I’m getting fit now, anyway. I can do seven chin-ups and am improving my pull-up technique also. I have walked over 600,000 steps in April so far. I have dropped over five pounds in a month. I feel lighter, thinner, mobile, more present in my body. There’s a warm glow there every day, after I come home. I’m exhausted but warm and happy from the constant, steady exercise. The calming effects of the outdoors don’t hurt either… I love to look at it all: the sky and the rain and the crows.

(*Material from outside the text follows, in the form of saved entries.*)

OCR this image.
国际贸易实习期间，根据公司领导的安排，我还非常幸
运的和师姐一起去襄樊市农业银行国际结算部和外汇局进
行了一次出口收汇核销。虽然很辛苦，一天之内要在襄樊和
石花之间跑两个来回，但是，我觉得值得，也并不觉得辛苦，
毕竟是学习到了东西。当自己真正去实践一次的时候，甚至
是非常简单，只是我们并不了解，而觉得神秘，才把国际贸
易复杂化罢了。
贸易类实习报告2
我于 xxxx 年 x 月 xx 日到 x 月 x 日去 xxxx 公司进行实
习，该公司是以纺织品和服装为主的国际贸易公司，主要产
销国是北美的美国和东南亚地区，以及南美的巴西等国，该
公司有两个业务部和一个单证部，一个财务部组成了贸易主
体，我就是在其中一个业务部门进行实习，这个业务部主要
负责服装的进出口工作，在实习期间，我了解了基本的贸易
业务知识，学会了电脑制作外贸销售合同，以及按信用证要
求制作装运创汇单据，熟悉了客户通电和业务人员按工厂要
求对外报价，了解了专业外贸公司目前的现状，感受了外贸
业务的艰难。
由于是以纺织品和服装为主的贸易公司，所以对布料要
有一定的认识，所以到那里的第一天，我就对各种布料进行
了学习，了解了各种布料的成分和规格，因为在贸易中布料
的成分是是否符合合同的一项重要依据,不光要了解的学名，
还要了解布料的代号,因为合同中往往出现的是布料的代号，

My dream is to buy a house, an empty one for about thirty grand. Japan has thousands of these vacant, often dilapidated, residential structures, many of them with owners desperate to sell. They are called ‘akiya’, meaning empty house, and they have been rendered unwanted by circumstance. I’d love one so I can get a cat, which I am not allowed to do in my current rented accommodation.
If it’s dirty and old, I’ll do it up. If the wires don’t work, I’ll buy a generator. If the water pipes are busted, I’ll shower somewhere else. But I want to do it, get a rundown, shack-like old home in the Japanese countryside, if just for a place to stroke my cat…
These have been some stray thoughts, on a day I cleaned train stations.
Read Part 16 here.
And Part 14 is here.
Good stuff, do different train lines have different companies to clean them? Or is one or two giant companies...I see a screen play where a cleaner has to jump on a train to pilot a runaway train through Tokyo. Like that Keanu movie, an evil maniac has hacked into the train system and the cleaner saves the passengers due to his encyclopedic knowledge of the train lines. Because the cleaner befriended the pigeons earlier on, they help him defeat the maniac. ( Along with a plucky group of Edo ites and fellow cleaners and a beautiful tourist from Italy)
Just reading this makes me feel a little bit calmer.